Uns wird von klein auf gesagt, dass man an
diesem Ort glücklich oder unglücklich sein wird, je nachdem wie man auf der Erde lebte. Aber woraus bestehen dieses Glück und dieses
Unglück? Das Bild, das man sich von beidem macht, weicht normalerweise so sehr von unserer Vorstellung der Gerechtigkeit Gottes ab
und enthält so viele Widersprüche sowie unrealistische Darstellungen, dass man durch Ungewissheit oder sogar vollständigen Unglauben
ergriffen wird. Wie wird unsere Lage in der geistigen Welt sein?
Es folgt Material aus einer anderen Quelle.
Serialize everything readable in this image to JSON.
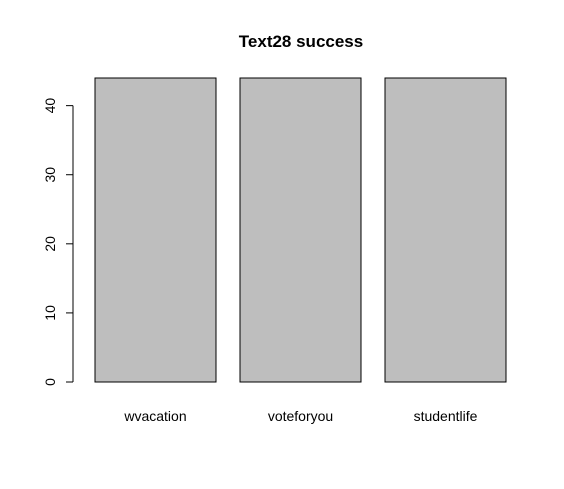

Werden wir dort konkrete oder abstrakte Wesen sein? Werden wir eine
Gestalt, ein Aussehen haben? Führen diejenigen, die dort glücklich sind, ein aktives oder ein müßiges Leben?
Die Menschen werden sich
erst für das Leben nach dem Tod interessieren, wenn sie darin keine abstrakte, sondern eine konkrete Tatsache sehen, die ihnen vernünftig
erscheint und sich nachweisen lässt. Sobald dies geschieht und sie außerdem erkennen, dass ihre Lage nach dem Tod die direkte Folge
ihrer Taten im irdischen Leben sein wird, werden sie sich unvermeidlich zum Überdenken ihrer Lebenseinstellung und ihres täglichen
Handelns ermutigt fühlen. Die Verbreitung solcher aufklärenden Erkenntnisse zählt zu den wichtigsten Zielen des Spiritismus.